Chiyangwa claims his party last month was both to celebrate his election as president of the southern African football region Cosafa in December as well as his birthday in early February.
However, he was advised on 11 February that the event would breach Caf guidelines since it would include not only presidents of Cosafa member associations but also those outside the region.
“The president of Caf, Issa Hayatou, directs me to send you this,” began the letter written by Morocco’s El Amrani.
“While it would be acceptable to convene a meeting of the leaders of your zonal union, convening a meeting with representatives of many member associations outside Cosafa zone is deemed to represent an attempt to destabilise Caf.”
On 23 February, he hosted a party that was ultimately attended by seven FA presidents from the Cosafa zone as well as five others from across the continent (Djibouti, Ethiopia, Ghana, Liberia and Nigeria).
Fifa President Gianni Infantino was also in attendance.

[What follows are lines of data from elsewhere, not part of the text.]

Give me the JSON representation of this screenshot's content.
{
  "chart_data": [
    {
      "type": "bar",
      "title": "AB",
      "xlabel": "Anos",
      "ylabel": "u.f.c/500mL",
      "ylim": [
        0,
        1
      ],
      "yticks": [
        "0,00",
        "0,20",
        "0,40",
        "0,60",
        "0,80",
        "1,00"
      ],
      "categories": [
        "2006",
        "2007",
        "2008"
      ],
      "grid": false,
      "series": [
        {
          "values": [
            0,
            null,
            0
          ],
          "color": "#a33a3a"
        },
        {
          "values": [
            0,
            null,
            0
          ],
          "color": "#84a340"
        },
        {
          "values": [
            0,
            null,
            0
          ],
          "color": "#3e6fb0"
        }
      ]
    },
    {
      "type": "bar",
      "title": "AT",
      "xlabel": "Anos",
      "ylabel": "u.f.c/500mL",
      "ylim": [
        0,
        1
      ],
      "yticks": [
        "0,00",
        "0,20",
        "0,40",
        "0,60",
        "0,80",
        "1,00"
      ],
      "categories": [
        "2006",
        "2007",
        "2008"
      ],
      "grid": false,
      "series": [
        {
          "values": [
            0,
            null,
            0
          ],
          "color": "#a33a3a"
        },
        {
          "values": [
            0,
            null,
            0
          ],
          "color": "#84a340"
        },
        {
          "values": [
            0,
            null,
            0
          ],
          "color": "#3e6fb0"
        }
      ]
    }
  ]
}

On the day of the party, Caf contested Chiyangwa’s claim that the gathering was an ‘informal’ meeting.
The Cairo-based organisation queried why Chiyangwa used a personal letterhead to invite the Zambian FA president to a celebration of both his Cosafa election and birthday, yet a Cosafa letterhead was used to invite Mali’s FA president to just a celebration of his election.
In view of the different letterheads used and the established work visit of the Fifa President, it does not seem that it is an ‘informal’ meeting,” Caf wrote on 23 February.
“For your information, this matter will be tabled on the agenda of the upcoming meeting of the Caf Executive Committee.”
Chiyangwa says these were draft letters.
On 24 February, the day after the party, Infantino met with both Zimbabwe football officials and the country’s sports minister – whereupon a development programme for the country’s football was among the matters discussed.
“The debate on what the purpose of the meeting was intended to achieve is now moot as the reality of what eventually transpired bears full testimony to the veracity of my actions,” says Chiyangwa.
Next week’s election is seen as the tightest that Hayatou has faced.
During his three decades in charge, the 70-year-old has been challenged only twice and he registered landslide victories on both occasions.
In 2000, he beat off the challenge from Angola’s Armando Machado (by 47 votes to 4) before also heavily defeating Ismail Bhamjee of Botswana four years later (46-6).